Day Four: Career Sessions and Final Night
By the last day of GHC19, I was exhausted and my feet sore from walking back and forth across the convention center in my nice shoes. By the end of the conference, according to my fitness tracker, I would have put in close to 70,000 steps! I was socially drained from having my “networking mode” turned on all day. And I’d been waking up early for events and panels and going to bed late after working on homework for my classes back in Boston that were ongoing. Still, I felt satisfied and accomplished for talking to so many companies, learning new things, and pushing myself to make the most of the event. Honestly, I was a little sad that it was almost time to return home.
We woke up early and headed to the convention center to take a group picture with all of the Khoury College attendees. It was great seeing everyone from Northeastern in one place and talking to them about their experiences at the conference so far. That morning, I also attended two sessions. The first, “How to Intern: 6 Golden Nuggets to a More Rewarding Internship Experience,” was hosted by an undergraduate student from my alma mater, the University of Texas at Austin. The second,“How to Pass Your Programming Interview,” was hosted by two Google employees and included a performance of a mock phone coding interview. This was probably the most useful session I attended during the conference — I now have an even clearer idea of what to expect in future interviews and how to practice for them.
Later in the day, I decided to step out of my comfort zone and learn about something completely new at an IBM-hosted session called “Near-Term Applications of Quantum Computers.” Though there was a lot about that presentation that was conceptually challenging to me, it was exciting to learn about a subfield of computer science that I’ve never heard much about before.
The conference wrapped up with a closing keynote, including an incredibly inspiring speech by Dr. Vivienne Ming that I plan on showing to anyone who will watch. Dr. Ming is a theoretical neuroscientist and AI expert, and she spoke to us about fear, courage, and purpose. I was close to tears at several points in her speech; I highly recommend watching it on the GHC19 highlights webcast.
It was our last night in Orlando — now what?

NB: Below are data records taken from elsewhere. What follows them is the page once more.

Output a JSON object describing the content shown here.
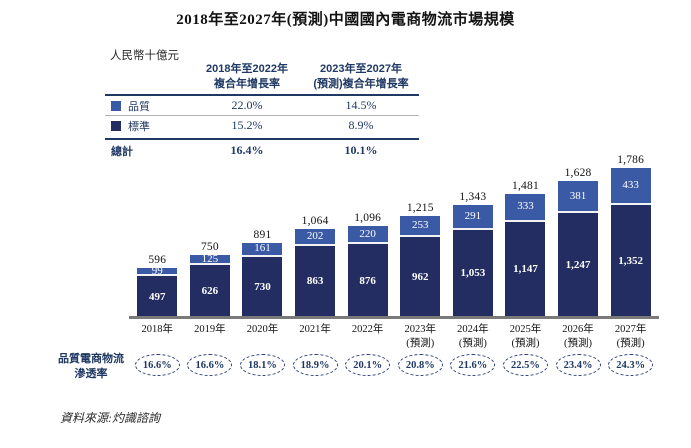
{
  "title": "2018年至2027年(預測)中國國內電商物流市場規模",
  "unit_label": "人民幣十億元",
  "colors": {
    "quality": "#3B5AA6",
    "standard": "#232D62",
    "navy_text": "#1F3864",
    "axis": "#7a7a7a",
    "total_label": "#121212",
    "oval_border": "#2b3a7e"
  },
  "cagr_table": {
    "col1_header": "2018年至2022年\n複合年增長率",
    "col2_header": "2023年至2027年\n(預測)複合年增長率",
    "rows": [
      {
        "label": "品質",
        "swatch": "quality",
        "col1": "22.0%",
        "col2": "14.5%"
      },
      {
        "label": "標準",
        "swatch": "standard",
        "col1": "15.2%",
        "col2": "8.9%"
      }
    ],
    "total_row": {
      "label": "總計",
      "col1": "16.4%",
      "col2": "10.1%"
    }
  },
  "chart_data": {
    "type": "bar",
    "stacked": true,
    "title": "2018年至2027年(預測)中國國內電商物流市場規模",
    "unit": "人民幣十億元",
    "grid": false,
    "legend_position": "top-left-table",
    "categories": [
      "2018年",
      "2019年",
      "2020年",
      "2021年",
      "2022年",
      "2023年\n(預測)",
      "2024年\n(預測)",
      "2025年\n(預測)",
      "2026年\n(預測)",
      "2027年\n(預測)"
    ],
    "series": [
      {
        "name": "標準",
        "color": "#232D62",
        "values": [
          497,
          626,
          730,
          863,
          876,
          962,
          1053,
          1147,
          1247,
          1352
        ],
        "values_fmt": [
          "497",
          "626",
          "730",
          "863",
          "876",
          "962",
          "1,053",
          "1,147",
          "1,247",
          "1,352"
        ]
      },
      {
        "name": "品質",
        "color": "#3B5AA6",
        "values": [
          99,
          125,
          161,
          202,
          220,
          253,
          291,
          333,
          381,
          433
        ],
        "values_fmt": [
          "99",
          "125",
          "161",
          "202",
          "220",
          "253",
          "291",
          "333",
          "381",
          "433"
        ]
      }
    ],
    "totals": [
      596,
      750,
      891,
      1064,
      1096,
      1215,
      1343,
      1481,
      1628,
      1786
    ],
    "totals_fmt": [
      "596",
      "750",
      "891",
      "1,064",
      "1,096",
      "1,215",
      "1,343",
      "1,481",
      "1,628",
      "1,786"
    ]
  },
  "penetration": {
    "label": "品質電商物流\n滲透率",
    "values": [
      "16.6%",
      "16.6%",
      "18.1%",
      "18.9%",
      "20.1%",
      "20.8%",
      "21.6%",
      "22.5%",
      "23.4%",
      "24.3%"
    ]
  },
  "source": "資料來源:灼識諮詢"
}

The conference was hosting a party later in the evening, but my Align friend and I decided to grab dinner in Disney Springs first to make the most of our time in the city. Then, it was back to the conference center for a huge party that surpassed our expectations with glow sticks, acrobats on stilts, cotton candy, rock climbing, a mechanical bull and — my favorite part — a silent disco. Attendees could enter the disco space with special headphones and choose between three stations, each one featuring a different DJ. From the outside, it sounded like a joyful cacophony of female voices singing to three different songs at once. Once I was inside, wearing the headphones, it was a crazy, immersive, interactive experience I definitely want to try again!
Epilogue: Journey Begins
While I can list all the great experiences I had at GHC19, it’s difficult to put into words the effect it had on me as a woman in tech. The conference is truly greater than the sum of its parts. I returned home to Boston, already a more confident interviewer with a wider professional network and even brighter passion for my work and future. I’ve achieved a new level of courage that I know will propel me in my pursuit of knowledge and success for the rest of my life. As Grace Hopper herself once said, “A ship in port is safe, but that’s not what ships are built for.” This is just the start of my journey, and I plan to keep sailing towards that shining horizon.